L’episodio della terza serie 3x10 “Dream A Little Dream Of Me” aveva un look molto particolare durante le sequenze del sogno. Come ci siete riusciti?
Dream A Little Dream Of Me è un episodio che mi piace molto per le sue qualità visive. All’inizio della storia non volevamo dire al pubblico che eravamo dentro il sogno di Bobby, ma a mano a mano che la storia si sviluppa e veniamo a scoprire di essere all’interno di un sogno, mi sono preso delle libertà con la luce per enfatizzare l’aspetto del sogno. Alcuni effetti erano già presenti nel copione e dal momento che il regista era Stephen Boyum, abbiamo approfondito la cosa.

In un altro episodio della terza stagione, 3x13 “Ghostfacers”, la tecnica di ripresa era quella della reality tv. Com’è stato come cinematografo lavorare con uno stile di un genere non particolarmente conosciuto per la sua qualità visiva?
Ghostfacers ha avuto le sue difficoltà perché si è discostato dal solito concept visivo. Sembrava un reality show ma non lo era perché era tutto scritto, ogni movimento era scritto, deciso e pianificato. Doveva sembrare uno show di qualità, doveva avere quel tipo di qualità. Abbiamo raggruppato gli elementi che gliel’avrebbero conferita: attori che riprendevano e illuminavano, tecniche imperfette, sgranate, inquadrature non bilanciate, eccetera. È stato interessante creare quell’effetto, perché volevamo che lo show sembrasse vero, quindi le imperfezioni erano pianificate. Mi è piaciuto lavorare con il regista Phil Sgriccia. La carriere di Phil include il montaggio e la ripresa, quindi tecnicamente è molto preparato. La sua conoscenza e comprensione di tutte queste tecnologie è stata la forza guida per il successo di questo episodio.
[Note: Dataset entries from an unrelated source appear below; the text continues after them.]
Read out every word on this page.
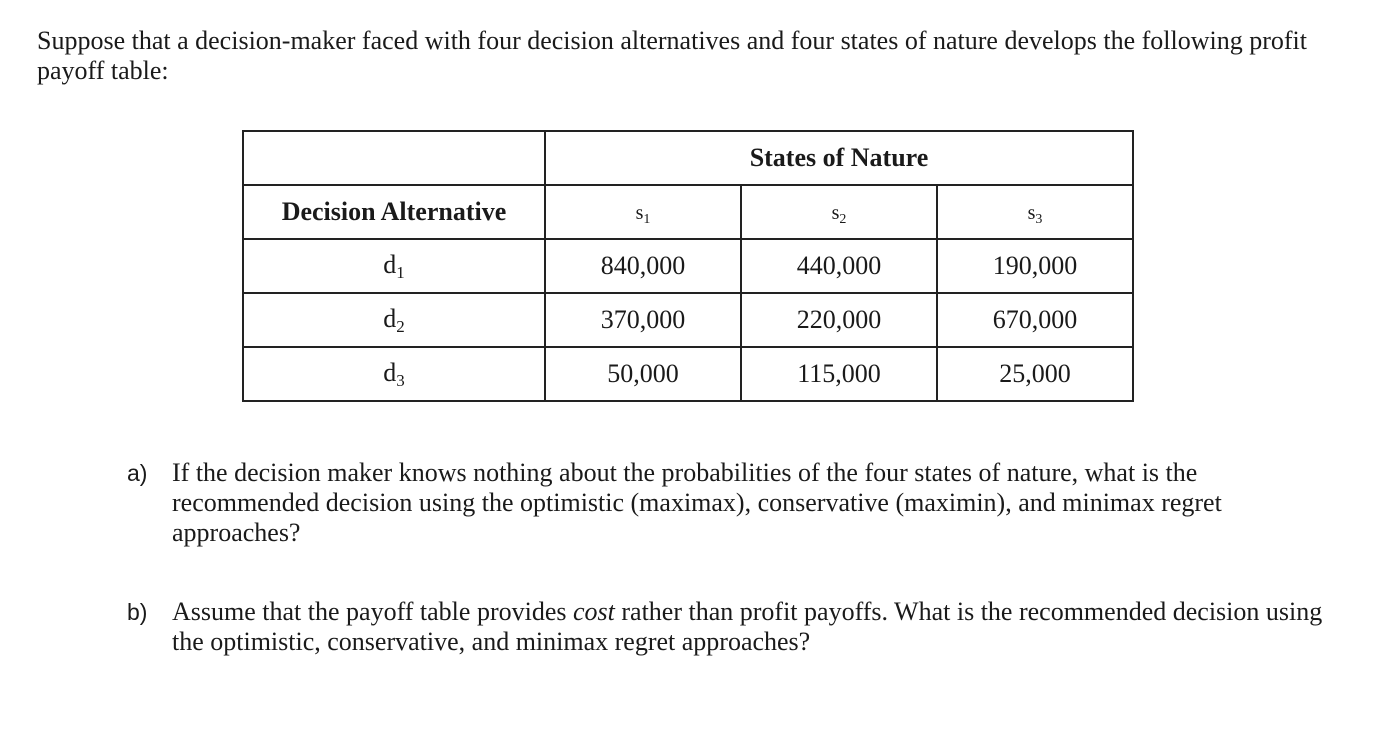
Suppose that a decision-maker faced with four decision alternatives and four states of nature develops the following profit payoff table:
	States of Nature		
Decision Alternative	s1	s2	s3
$d_1$	840,000	440,000	190,000
$d_2$	370,000	220,000	670,000
$d_3$	50,000	115,000	25,000
a) If the decision maker knows nothing about the probabilities of the four states of nature, what is the recommended decision using the optimistic (maximax), conservative (maximin), and minimax regret approaches?
b) Assume that the payoff table provides cost rather than profit payoffs. What is the recommended decision using the optimistic, conservative, and minimax regret approaches?
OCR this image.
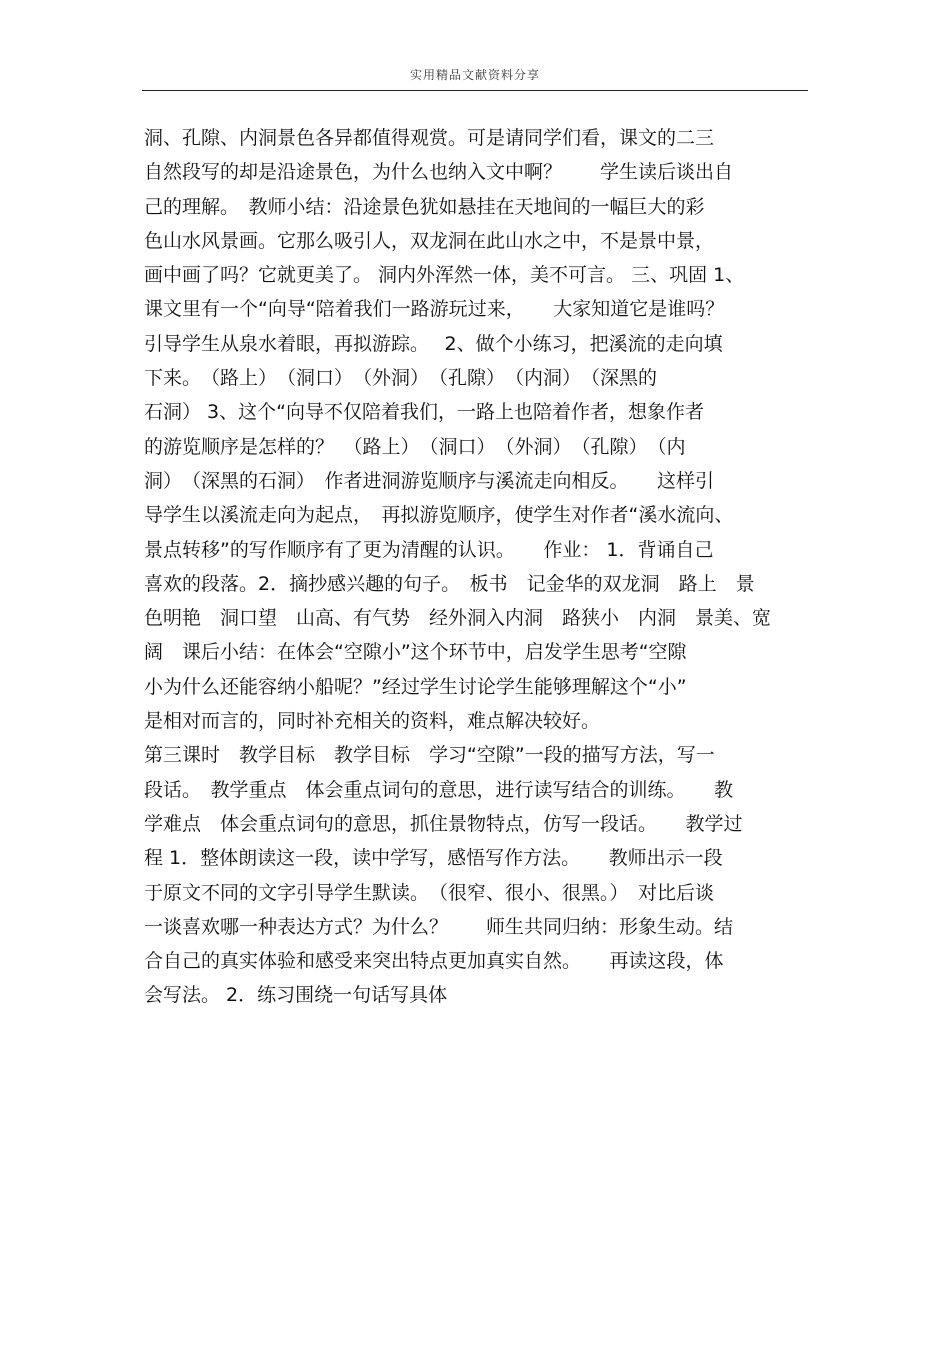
实用精品文献资料分享
洞、孔隙、内洞景色各异都值得观赏。可是请同学们看，课文的二三
自然段写的却是沿途景色，为什么也纳入文中啊？　　学生读后谈出自
己的理解。　教师小结：沿途景色犹如悬挂在天地间的一幅巨大的彩
色山水风景画。它那么吸引人，双龙洞在此山水之中，不是景中景，
画中画了吗？它就更美了。 洞内外浑然一体，美不可言。 三、巩固 1、
课文里有一个“向导“陪着我们一路游玩过来，　　大家知道它是谁吗？
引导学生从泉水着眼，再拟游踪。　 2、做个小练习，把溪流的走向填
下来。　（路上）　（洞口）　（外洞）　（孔隙）　（内洞）　（深黑的
石洞） 3、这个“向导不仅陪着我们，一路上也陪着作者，想象作者
的游览顺序是怎样的？　（路上）　（洞口）　（外洞）　（孔隙）　（内
洞）　（深黑的石洞）　作者进洞游览顺序与溪流走向相反。　　这样引
导学生以溪流走向为起点，　再拟游览顺序，使学生对作者“溪水流向、
景点转移”的写作顺序有了更为清醒的认识。　　作业： 1．背诵自己
喜欢的段落。2．摘抄感兴趣的句子。　板书　记金华的双龙洞　路上　景
色明艳　洞口望　山高、有气势　经外洞入内洞　路狭小　内洞　景美、宽
阔　课后小结：在体会“空隙小”这个环节中，启发学生思考“空隙
小为什么还能容纳小船呢？”经过学生讨论学生能够理解这个“小”
是相对而言的，同时补充相关的资料，难点解决较好。
第三课时　教学目标　教学目标　学习“空隙”一段的描写方法，写一
段话。　教学重点　体会重点词句的意思，进行读写结合的训练。　　教
学难点　体会重点词句的意思，抓住景物特点，仿写一段话。　　教学过
程 1．整体朗读这一段，读中学写，感悟写作方法。　　教师出示一段
于原文不同的文字引导学生默读。　（很窄、很小、很黑。）　对比后谈
一谈喜欢哪一种表达方式？为什么？　　师生共同归纳：形象生动。结
合自己的真实体验和感受来突出特点更加真实自然。　　再读这段，体
会写法。 2．练习围绕一句话写具体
Devono esserci spesso sequenze dove gli effetti vengono aggiunti in seguito. Devi esserne a conoscenza prima di girare?
Gli effetti visivi fanno parte del contratto quando lavori ad una serie che parla di spiriti ed eventi soprannaturali. Sono pianificati molto tempo prima e molto spesso disegnati in modo tale che sia chiaro per tutti quello che deve essere fatto. Mi piace girare queste scene, perché sono l’essenza dello show.

Quanto devi stare attento quando le giri? E rende il lavoro più facile o più difficile?
Tecnicamente questi effetti richiedono la conoscenza degli schermi verdi e blu, essere precisi nel bilanciare le luci, in maniera tale da ridurre al minimo la pulizia digitale. È un piacere lavorare anche con Ivan Hayden, il supervisore agli effetti speciali. Ha un sacco di idee e non solo è responsabile degli effetti creati al computer, contribuisce anche a creare l’atmosfera intorno ad essi. Anche se cerchiamo di ridurli al minimo, ci sono riprese dove questo tipo di effetti sono inevitabili. Io e Ivan ci consultiamo sempre su questo tipo di effetti. Al momento delle riprese, faccio in modo che la scena abbia un’illuminazione interattiva. Innanzitutto, quando viene ucciso un demone e l’effetto visivo prevede un lampo o un’esplosione proveniente dal suo corpo. Quando l’effetto è alla fase iniziale, mi tengo in contatto con Ivan per vedere se ha degli input da suggerirmi in relazione alla luce e all’atmosfera.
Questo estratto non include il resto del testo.